Daha önceki konuşmalarımızda dedik ki:
Her şey atomlardan oluşmuş bir yapı ve aslında biz, bileşik bir kütleyiz. Benim vücudum da atomlardan oluşmuş, bir başka madde de...
İşte bu nedenle, biz eğer bu gerçeği fark edebilecek bir ilme sahipsek, algılarız ki atom boyutunda bileşik bir kütleyiz.
İşte bu “bileşik bir kütleyiz” realitesi, bir alt boyuta, atom boyutuna indiğimiz zaman, “yıldızlar arası boşluk” kavramını ortadan kaldırıyor... Bir tümel yapıyı, bir tekil yapıyı fark ettiriyor bize, atom boyutu itibarıyla galaktik boyutta!..
Biz, kopuk kopuk, birbirlerinden ayrı yıldızlar tasavvur ediyoruz ya, gözbebeğinin verilerine GÖRE... Bir yıldız burada, bir diğeri bilmem kaç ışık yılı ötede, diyerek!.. Oysa gerçekte, şu bedende hücreler birbirinden ne kadar uzaksa, bunu üst boyuta aktardığımız zaman fark ederiz ki, galaktik boyutta da, o yıldızlar birbirlerinden o kadar uzaklıkta!..

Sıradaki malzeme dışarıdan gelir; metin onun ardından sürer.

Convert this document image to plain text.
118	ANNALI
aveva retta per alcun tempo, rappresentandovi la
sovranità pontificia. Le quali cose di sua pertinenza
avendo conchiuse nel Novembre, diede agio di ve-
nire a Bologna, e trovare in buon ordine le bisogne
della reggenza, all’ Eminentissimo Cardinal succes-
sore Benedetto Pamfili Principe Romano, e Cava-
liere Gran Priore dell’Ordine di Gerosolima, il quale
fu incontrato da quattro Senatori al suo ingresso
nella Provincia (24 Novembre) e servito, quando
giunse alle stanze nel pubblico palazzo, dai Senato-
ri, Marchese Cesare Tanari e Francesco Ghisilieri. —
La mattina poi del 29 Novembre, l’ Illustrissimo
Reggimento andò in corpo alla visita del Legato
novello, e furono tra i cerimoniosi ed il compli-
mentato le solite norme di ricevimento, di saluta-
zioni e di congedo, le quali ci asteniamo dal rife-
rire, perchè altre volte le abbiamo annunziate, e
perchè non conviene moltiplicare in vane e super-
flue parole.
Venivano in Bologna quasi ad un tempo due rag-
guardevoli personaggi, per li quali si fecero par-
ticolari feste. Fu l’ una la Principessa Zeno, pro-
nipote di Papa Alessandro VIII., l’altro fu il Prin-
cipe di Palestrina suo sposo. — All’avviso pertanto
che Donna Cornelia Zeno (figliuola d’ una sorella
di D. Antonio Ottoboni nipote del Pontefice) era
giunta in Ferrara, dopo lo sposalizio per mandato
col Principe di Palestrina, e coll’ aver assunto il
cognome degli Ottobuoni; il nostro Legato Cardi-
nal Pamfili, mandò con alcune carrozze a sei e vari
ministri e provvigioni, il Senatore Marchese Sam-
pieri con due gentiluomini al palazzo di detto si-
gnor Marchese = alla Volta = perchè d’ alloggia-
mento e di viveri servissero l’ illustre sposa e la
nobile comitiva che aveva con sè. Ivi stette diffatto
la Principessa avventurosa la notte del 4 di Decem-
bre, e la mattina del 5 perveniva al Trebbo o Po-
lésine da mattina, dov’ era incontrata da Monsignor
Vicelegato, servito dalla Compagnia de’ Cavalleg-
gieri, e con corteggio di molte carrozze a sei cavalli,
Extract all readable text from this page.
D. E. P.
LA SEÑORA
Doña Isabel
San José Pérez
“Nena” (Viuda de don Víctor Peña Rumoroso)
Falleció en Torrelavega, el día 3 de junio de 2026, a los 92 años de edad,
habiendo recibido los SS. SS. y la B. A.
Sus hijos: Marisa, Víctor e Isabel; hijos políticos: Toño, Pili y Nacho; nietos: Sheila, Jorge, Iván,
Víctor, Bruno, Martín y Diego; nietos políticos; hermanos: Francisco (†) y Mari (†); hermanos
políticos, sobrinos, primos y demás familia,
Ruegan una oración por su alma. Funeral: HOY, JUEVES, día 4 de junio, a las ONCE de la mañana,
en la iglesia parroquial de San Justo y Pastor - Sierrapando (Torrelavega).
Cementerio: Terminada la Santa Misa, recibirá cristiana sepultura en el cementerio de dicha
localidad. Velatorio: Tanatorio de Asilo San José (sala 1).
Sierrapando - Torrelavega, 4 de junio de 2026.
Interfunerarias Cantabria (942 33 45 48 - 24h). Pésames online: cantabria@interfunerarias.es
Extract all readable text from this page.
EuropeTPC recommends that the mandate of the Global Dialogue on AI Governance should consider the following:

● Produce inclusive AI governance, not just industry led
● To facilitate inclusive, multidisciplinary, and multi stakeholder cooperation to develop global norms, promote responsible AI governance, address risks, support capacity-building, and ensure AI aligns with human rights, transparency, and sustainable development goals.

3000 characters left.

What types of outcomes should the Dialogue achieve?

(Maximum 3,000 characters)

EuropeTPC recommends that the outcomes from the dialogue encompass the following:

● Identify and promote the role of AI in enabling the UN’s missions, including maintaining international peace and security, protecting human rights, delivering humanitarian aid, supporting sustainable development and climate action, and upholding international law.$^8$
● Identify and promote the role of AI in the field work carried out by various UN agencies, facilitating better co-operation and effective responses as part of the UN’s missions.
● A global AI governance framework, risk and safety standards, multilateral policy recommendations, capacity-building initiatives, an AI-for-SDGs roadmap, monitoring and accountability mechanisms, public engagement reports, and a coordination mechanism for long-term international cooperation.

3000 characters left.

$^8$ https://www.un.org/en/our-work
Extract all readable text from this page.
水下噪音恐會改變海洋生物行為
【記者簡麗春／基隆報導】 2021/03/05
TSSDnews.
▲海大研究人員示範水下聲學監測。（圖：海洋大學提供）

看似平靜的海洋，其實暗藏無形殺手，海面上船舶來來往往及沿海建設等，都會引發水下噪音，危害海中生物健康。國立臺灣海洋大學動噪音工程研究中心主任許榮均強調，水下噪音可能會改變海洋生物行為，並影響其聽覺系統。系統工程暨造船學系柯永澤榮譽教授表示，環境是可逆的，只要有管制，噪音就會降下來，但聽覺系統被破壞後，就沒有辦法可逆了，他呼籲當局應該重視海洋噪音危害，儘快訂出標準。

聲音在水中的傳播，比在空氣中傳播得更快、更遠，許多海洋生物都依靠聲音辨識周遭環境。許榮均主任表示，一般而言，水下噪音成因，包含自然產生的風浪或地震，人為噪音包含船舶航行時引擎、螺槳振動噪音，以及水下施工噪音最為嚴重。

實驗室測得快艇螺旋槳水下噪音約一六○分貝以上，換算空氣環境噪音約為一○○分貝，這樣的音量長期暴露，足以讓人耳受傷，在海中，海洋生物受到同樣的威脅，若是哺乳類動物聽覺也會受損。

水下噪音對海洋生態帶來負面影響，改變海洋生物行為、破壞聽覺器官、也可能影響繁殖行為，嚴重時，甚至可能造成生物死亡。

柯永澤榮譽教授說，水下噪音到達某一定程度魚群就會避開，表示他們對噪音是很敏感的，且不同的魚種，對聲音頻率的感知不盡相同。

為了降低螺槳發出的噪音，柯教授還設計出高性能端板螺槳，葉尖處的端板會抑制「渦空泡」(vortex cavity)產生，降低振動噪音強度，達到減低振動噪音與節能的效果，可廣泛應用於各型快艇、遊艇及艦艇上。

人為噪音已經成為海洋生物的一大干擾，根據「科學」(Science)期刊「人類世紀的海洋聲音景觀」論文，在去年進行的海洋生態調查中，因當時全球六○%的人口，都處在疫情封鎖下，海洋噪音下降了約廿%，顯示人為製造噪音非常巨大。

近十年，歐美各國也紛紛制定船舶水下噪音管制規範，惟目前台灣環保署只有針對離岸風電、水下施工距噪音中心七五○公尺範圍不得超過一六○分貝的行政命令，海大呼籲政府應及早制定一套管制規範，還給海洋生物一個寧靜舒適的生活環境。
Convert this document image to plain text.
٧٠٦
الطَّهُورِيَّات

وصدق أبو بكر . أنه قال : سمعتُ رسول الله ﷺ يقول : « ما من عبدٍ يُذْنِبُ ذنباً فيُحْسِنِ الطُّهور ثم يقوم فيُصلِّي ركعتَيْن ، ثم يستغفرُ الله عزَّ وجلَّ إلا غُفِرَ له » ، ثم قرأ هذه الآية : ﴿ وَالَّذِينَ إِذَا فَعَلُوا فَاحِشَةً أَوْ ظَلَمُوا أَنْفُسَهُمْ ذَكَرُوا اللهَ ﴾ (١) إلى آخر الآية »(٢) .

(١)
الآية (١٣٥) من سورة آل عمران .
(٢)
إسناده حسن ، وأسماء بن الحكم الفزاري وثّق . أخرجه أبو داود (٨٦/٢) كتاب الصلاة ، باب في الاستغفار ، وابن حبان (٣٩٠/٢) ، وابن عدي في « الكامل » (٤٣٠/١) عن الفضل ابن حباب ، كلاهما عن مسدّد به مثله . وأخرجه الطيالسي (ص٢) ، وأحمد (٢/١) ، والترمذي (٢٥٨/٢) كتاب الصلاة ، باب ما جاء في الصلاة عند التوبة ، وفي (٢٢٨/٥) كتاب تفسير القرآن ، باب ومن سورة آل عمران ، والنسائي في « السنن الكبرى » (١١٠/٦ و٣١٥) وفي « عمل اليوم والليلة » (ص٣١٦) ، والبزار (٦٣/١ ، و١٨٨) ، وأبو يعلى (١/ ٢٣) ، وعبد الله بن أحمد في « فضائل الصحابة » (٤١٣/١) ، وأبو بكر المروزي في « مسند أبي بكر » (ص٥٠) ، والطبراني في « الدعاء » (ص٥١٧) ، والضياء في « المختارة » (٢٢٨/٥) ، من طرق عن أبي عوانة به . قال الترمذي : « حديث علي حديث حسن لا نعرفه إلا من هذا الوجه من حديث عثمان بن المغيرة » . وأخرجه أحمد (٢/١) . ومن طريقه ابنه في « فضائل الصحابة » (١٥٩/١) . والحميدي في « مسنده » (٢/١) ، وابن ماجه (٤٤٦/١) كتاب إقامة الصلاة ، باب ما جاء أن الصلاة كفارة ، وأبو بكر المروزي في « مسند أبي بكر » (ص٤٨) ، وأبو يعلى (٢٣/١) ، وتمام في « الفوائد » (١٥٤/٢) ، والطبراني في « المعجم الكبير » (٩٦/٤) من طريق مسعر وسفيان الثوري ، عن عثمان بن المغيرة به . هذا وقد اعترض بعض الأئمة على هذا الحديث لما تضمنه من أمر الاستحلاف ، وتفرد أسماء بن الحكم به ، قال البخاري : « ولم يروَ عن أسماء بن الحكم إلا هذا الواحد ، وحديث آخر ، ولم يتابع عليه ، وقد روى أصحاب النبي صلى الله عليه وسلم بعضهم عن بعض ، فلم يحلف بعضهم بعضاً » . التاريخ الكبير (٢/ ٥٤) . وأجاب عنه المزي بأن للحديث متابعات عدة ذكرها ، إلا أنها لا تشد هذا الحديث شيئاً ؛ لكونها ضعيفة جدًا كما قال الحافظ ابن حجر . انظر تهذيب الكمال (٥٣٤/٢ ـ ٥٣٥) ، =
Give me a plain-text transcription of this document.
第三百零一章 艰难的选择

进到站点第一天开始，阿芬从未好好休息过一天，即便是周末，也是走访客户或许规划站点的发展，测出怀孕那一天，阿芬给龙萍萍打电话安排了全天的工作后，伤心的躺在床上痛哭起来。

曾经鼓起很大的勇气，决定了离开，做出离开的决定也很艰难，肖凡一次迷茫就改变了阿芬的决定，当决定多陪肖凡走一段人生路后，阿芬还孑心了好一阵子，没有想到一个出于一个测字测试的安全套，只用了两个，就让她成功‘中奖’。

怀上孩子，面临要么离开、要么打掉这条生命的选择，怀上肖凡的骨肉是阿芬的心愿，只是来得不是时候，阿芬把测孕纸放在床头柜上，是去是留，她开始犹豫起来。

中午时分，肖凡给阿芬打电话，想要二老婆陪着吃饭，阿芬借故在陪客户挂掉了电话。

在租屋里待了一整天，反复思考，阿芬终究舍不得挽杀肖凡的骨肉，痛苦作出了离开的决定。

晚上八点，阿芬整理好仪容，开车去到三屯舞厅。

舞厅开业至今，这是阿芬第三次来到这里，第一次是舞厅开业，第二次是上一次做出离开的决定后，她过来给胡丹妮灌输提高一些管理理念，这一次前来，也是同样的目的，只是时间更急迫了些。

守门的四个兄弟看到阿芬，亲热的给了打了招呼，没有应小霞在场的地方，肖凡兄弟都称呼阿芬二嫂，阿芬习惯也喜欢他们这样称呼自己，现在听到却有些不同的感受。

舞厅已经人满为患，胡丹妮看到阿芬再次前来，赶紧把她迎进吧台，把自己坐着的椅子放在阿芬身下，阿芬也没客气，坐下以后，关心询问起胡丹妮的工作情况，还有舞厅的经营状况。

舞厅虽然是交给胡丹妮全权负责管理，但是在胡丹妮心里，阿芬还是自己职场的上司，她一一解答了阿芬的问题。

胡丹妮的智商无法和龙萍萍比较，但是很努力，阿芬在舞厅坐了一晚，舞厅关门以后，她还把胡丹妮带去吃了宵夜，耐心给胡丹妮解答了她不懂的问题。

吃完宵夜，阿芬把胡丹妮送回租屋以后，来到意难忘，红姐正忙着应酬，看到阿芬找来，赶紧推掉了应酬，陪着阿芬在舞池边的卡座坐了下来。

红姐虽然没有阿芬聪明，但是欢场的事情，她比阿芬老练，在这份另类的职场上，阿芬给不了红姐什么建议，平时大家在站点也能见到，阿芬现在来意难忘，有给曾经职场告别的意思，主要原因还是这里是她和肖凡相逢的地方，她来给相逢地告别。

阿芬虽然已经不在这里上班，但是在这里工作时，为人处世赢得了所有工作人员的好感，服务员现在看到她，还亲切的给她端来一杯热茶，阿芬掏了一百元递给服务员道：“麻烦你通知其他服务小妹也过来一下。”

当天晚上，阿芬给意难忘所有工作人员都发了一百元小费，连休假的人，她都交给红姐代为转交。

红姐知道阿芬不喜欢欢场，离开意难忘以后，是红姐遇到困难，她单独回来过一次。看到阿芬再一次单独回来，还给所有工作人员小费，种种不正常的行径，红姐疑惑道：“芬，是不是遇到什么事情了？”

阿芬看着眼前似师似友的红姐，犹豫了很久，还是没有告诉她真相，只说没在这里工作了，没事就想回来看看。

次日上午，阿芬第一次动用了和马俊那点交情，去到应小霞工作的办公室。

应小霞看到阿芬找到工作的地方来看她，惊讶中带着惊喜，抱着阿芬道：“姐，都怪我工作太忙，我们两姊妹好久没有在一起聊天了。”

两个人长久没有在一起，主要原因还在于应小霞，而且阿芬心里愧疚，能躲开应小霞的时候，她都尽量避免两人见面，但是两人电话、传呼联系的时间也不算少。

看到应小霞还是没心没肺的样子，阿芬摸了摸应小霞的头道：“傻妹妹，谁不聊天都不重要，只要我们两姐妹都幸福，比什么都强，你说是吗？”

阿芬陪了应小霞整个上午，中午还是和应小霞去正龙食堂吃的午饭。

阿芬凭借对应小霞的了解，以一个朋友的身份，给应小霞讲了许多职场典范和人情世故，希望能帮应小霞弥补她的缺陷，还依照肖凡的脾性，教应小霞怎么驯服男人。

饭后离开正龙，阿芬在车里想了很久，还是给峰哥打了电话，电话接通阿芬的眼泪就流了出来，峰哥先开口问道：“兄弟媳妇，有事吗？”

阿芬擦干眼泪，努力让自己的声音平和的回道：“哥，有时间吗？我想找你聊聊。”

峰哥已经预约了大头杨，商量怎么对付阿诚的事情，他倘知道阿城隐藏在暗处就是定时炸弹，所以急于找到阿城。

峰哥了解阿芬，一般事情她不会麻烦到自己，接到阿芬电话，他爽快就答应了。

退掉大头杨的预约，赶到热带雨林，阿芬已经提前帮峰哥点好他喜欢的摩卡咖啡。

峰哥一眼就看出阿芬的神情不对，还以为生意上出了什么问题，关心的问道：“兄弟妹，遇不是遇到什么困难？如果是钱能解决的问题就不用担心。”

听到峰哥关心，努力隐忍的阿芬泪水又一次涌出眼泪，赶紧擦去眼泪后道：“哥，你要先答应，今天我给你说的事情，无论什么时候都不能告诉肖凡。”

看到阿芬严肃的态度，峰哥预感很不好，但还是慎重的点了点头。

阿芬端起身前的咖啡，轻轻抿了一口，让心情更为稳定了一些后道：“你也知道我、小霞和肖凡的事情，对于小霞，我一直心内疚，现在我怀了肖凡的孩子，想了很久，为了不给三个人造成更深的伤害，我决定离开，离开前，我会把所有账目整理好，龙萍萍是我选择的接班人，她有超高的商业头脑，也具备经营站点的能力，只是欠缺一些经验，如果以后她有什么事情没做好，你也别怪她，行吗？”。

İki yıldızın arasındaki boşluk, esasında boşluk değil, doluluk!..
Ama biz, bu doluluğu gerek ilmimiz, gerekse algılama araçlarımız kısıtlı olduğu için yeterince değerlendiremiyoruz; ve onun için de, o muhteşem dev galaktik bedeni fark edemiyoruz; ve elbette, o galaktik bedendeki mevcut bilinci de!
Nasıl, şu bedende mevcut bir benlik kavramı ve bilinç mevcutsa, bu bedendeki benlik ve bilinç gibi, o galaktik bedende de bir benlik ve bilinç var; her ne kadar genelde algılayamıyorsak da!..
Diyoruz ki...
Evrende, bir yerel gökadalar grubu içindeki Samanyolu’nun dış çeperinde, kenarda kıyıda bir yerdeyiz... Otuza yakın galaksi var civarımızda bizim! İşte bu otuza yakın galaksi, esasında, otuza yakın, “Bilinçli Galaktik Varlık”tır! Belki de bir aile!!!
O otuza yakın galaktik bilinç varlığın bir tanesinin bedenindeki bir “hücre” bile değiliz biz!.. Belki bir hücre, Güneş!.. Biz, o Güneş Sisteminin uydularından birinin üzerindeki milyarlarla insandan bir tanesiyiz!..
İşte, din terminolojisinde, “melek” kelimesi ile kastedilen varlıkların bir türü de bu galaktik boyutlardaki “Ruh”tur, galaktik şuurdur, galaktik bilinçtir...
Nitekim geçmiş öze ermişlerden birisi diyor ki:
“Biz, öyle bir melek tespit ettik, öyle bir varlık tespit ettik ki, O’nun bizden haberi bile yok!.. Bizim varlığımızdan haberi bile yok!”
Onun büyüklüğünü de çeşitli misallerle anlatmaya çalışıyor... Detayına girmeyeceğim.
Tıpkı bizim boyutlarda olduğu gibi... Bizim bedenimizin herhangi bir yerindeki hücrenin beynimizden, beynimizdeki bilinçten haberi olmayışı gibi; beynimizin ve beynimizdeki şuurun da o hücreden haberi yok!.. O hücre, vücutta doğuyor, büyüyor, gelişiyor, çoğalıyor, ölüp gidiyor.
İşte bu yapıyı “üst madde” adını vererek anlatmaya çalışıyoruz.
Zira her boyut, kendi yapısının varlıklarına veya algılayıcılarına göre “madde”dir!.. Tıpkı rüya içinde yaşarken, rüyada geçen olay ve yapıların bize “madde”ymişcesine gelmesi gibi!
Varlık skalasını 100 cm’lik bir cetvel gibi ele alırsak, salt enerji dediğimiz noktayı sıfır noktası olarak kabul edersek, daha sonra, kuantları, kuarkları, iyonları, atomları, molekülleri, hücreleri, algıladığımız maddeyi, 50 cm’ye doğru böyle yer yer koyarsak; içinde bulunduğumuz ve bize göre madde kabul ettiğimiz bu boyut, eğer 50 cm’de yer alırsa; bunun daha ötesinde ise evrensel boyutlara doğru, makrokozmosa doğru sayısız varlıklar vardır.